What could I do but follow her? It’s not like I haven’t held her hair for her while she barfed plenty of times before—Rockets’ Red Glare in particular.
“Holly,” I said, as gently as I could, when she’d sunk back down onto the bathroom tiles in exhaustion. “You guys HAVE to make it to Rome today. You know tomorrow’s the only day the mayor said he could fit your wedding into the schedule.”
Which turned out not to be the right thing to say, since Holly promptly started to cry.
“I know!” she wailed. “But what can we do? We wouldn’t last five minutes in the car. We’d have to pull over every thirty seconds to throw up. Oh, God, Janie. It’s over. We’re not getting married. Not now, anyway. Not in Italy. And the way everything seems to be going against us… maybe not ever. Maybe my mother is right. Maybe HIS mother is right. Maybe we should just forget it. Maybe it’s just not meant to be.”
I know! I couldn’t believe what I was hearing.
“Not meant to be? Holly, I know you don’t feel well, but are you NUTS? You can’t just forget it. You guys HAVE to get married. And you have to get married here, in Italy.”
She just looked at me through miserable, swollen eyes. “Why?”

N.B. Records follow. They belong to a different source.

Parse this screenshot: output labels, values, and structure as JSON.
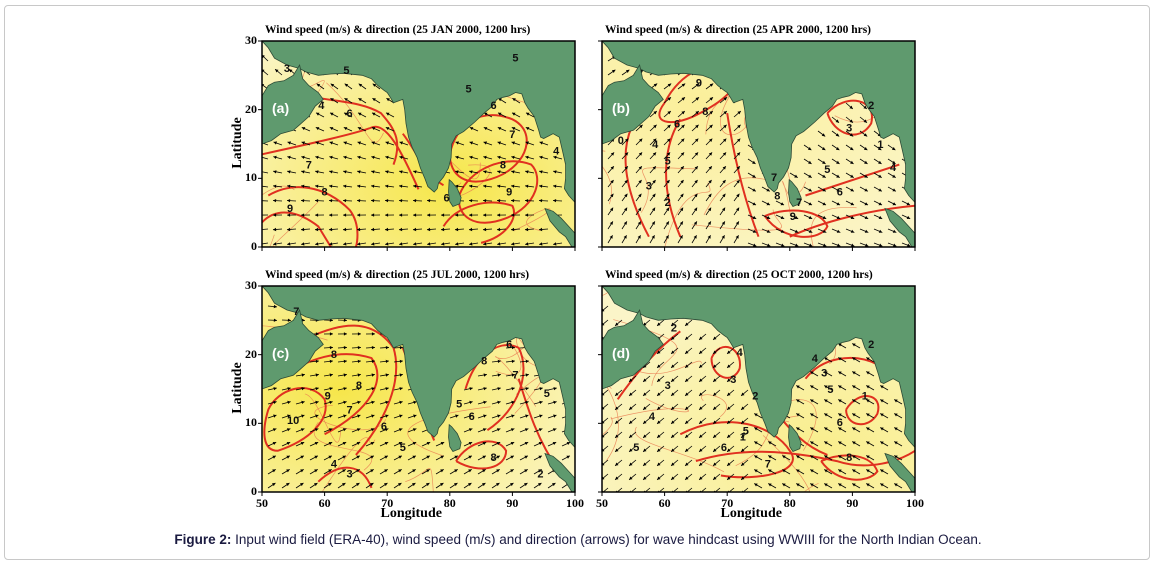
{
  "figure": {
    "caption_label": "Figure 2:",
    "caption_text": " Input wind field (ERA-40), wind speed (m/s) and direction (arrows) for wave hindcast using WWIII for the North Indian Ocean."
  },
  "axes": {
    "ylabel": "Latitude",
    "xlabel": "Longitude",
    "yticks": [
      "30",
      "20",
      "10",
      "0"
    ],
    "xticks": [
      "50",
      "60",
      "70",
      "80",
      "90",
      "100"
    ],
    "xticks_d": [
      "50",
      "60",
      "70",
      "80",
      "90",
      "100"
    ]
  },
  "panels": [
    {
      "id": "a",
      "label": "(a)",
      "title": "Wind speed (m/s) & direction (25 JAN 2000, 1200 hrs)",
      "contour_labels": [
        "3",
        "4",
        "5",
        "6",
        "7",
        "8",
        "9",
        "5",
        "6",
        "7",
        "8",
        "9",
        "5",
        "4",
        "6"
      ]
    },
    {
      "id": "b",
      "label": "(b)",
      "title": "Wind speed (m/s) & direction (25 APR 2000, 1200 hrs)",
      "contour_labels": [
        "9",
        "8",
        "6",
        "5",
        "4",
        "3",
        "2",
        "0",
        "7",
        "8",
        "9",
        "7",
        "6",
        "5",
        "4",
        "3",
        "2",
        "1"
      ]
    },
    {
      "id": "c",
      "label": "(c)",
      "title": "Wind speed (m/s) & direction (25 JUL 2000, 1200 hrs)",
      "contour_labels": [
        "7",
        "8",
        "9",
        "10",
        "8",
        "6",
        "7",
        "5",
        "4",
        "3",
        "6",
        "7",
        "8",
        "6",
        "5",
        "8",
        "5",
        "2"
      ]
    },
    {
      "id": "d",
      "label": "(d)",
      "title": "Wind speed (m/s) & direction (25 OCT 2000, 1200 hrs)",
      "contour_labels": [
        "2",
        "3",
        "4",
        "5",
        "3",
        "2",
        "1",
        "4",
        "5",
        "6",
        "7",
        "8",
        "6",
        "5",
        "4",
        "3",
        "2",
        "1"
      ]
    }
  ],
  "colors": {
    "land": "#5f9a6e",
    "sea_high": "#f6e64a",
    "sea_low": "#fbf5c8",
    "contour": "#e03020",
    "arrow": "#000000"
  }
}
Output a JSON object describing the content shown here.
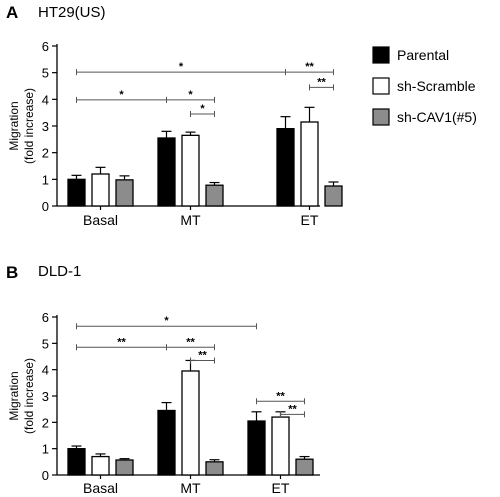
{
  "legend": [
    {
      "label": "Parental",
      "color": "#000000"
    },
    {
      "label": "sh-Scramble",
      "color": "#ffffff"
    },
    {
      "label": "sh-CAV1(#5)",
      "color": "#8c8c8c"
    }
  ],
  "chart_data": [
    {
      "type": "bar",
      "panel": "A",
      "title": "HT29(US)",
      "ylabel": [
        "Migration",
        "(fold increase)"
      ],
      "ylim": [
        0,
        6
      ],
      "yticks": [
        0,
        1,
        2,
        3,
        4,
        5,
        6
      ],
      "categories": [
        "Basal",
        "MT",
        "ET"
      ],
      "series": [
        {
          "name": "Parental",
          "values": [
            1.0,
            2.55,
            2.9
          ],
          "errors": [
            0.15,
            0.25,
            0.45
          ]
        },
        {
          "name": "sh-Scramble",
          "values": [
            1.2,
            2.65,
            3.15
          ],
          "errors": [
            0.25,
            0.12,
            0.55
          ]
        },
        {
          "name": "sh-CAV1(#5)",
          "values": [
            0.98,
            0.78,
            0.75
          ],
          "errors": [
            0.15,
            0.1,
            0.15
          ]
        }
      ],
      "significance": [
        {
          "label": "*",
          "from": [
            0,
            0
          ],
          "to": [
            2,
            0
          ],
          "y": 5.02
        },
        {
          "label": "**",
          "from": [
            2,
            0
          ],
          "to": [
            2,
            2
          ],
          "y": 5.02
        },
        {
          "label": "**",
          "from": [
            2,
            1
          ],
          "to": [
            2,
            2
          ],
          "y": 4.45
        },
        {
          "label": "*",
          "from": [
            0,
            0
          ],
          "to": [
            1,
            0
          ],
          "y": 3.98
        },
        {
          "label": "*",
          "from": [
            1,
            0
          ],
          "to": [
            1,
            2
          ],
          "y": 3.98
        },
        {
          "label": "*",
          "from": [
            1,
            1
          ],
          "to": [
            1,
            2
          ],
          "y": 3.45
        }
      ]
    },
    {
      "type": "bar",
      "panel": "B",
      "title": "DLD-1",
      "ylabel": [
        "Migration",
        "(fold increase)"
      ],
      "ylim": [
        0,
        6
      ],
      "yticks": [
        0,
        1,
        2,
        3,
        4,
        5,
        6
      ],
      "categories": [
        "Basal",
        "MT",
        "ET"
      ],
      "series": [
        {
          "name": "Parental",
          "values": [
            1.0,
            2.45,
            2.05
          ],
          "errors": [
            0.1,
            0.3,
            0.35
          ]
        },
        {
          "name": "sh-Scramble",
          "values": [
            0.7,
            3.95,
            2.2
          ],
          "errors": [
            0.1,
            0.4,
            0.2
          ]
        },
        {
          "name": "sh-CAV1(#5)",
          "values": [
            0.57,
            0.5,
            0.6
          ],
          "errors": [
            0.05,
            0.08,
            0.1
          ]
        }
      ],
      "significance": [
        {
          "label": "*",
          "from": [
            0,
            0
          ],
          "to": [
            2,
            0
          ],
          "y": 5.65
        },
        {
          "label": "**",
          "from": [
            0,
            0
          ],
          "to": [
            1,
            0
          ],
          "y": 4.85
        },
        {
          "label": "**",
          "from": [
            1,
            0
          ],
          "to": [
            1,
            2
          ],
          "y": 4.85
        },
        {
          "label": "**",
          "from": [
            1,
            1
          ],
          "to": [
            1,
            2
          ],
          "y": 4.35
        },
        {
          "label": "**",
          "from": [
            2,
            0
          ],
          "to": [
            2,
            2
          ],
          "y": 2.8
        },
        {
          "label": "**",
          "from": [
            2,
            1
          ],
          "to": [
            2,
            2
          ],
          "y": 2.3
        }
      ]
    }
  ]
}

“Because I already told Darrin!” was what I ALMOST said. I remembered that I wasn’t supposed to have told anyone, though, and at the last possible second changed it to, “Because it’s what you’ve always wanted to do. You’ve been planning this forever. And Mark wants it, too, I know it. More than anything. You can’t just give up because of a little food poisoning!”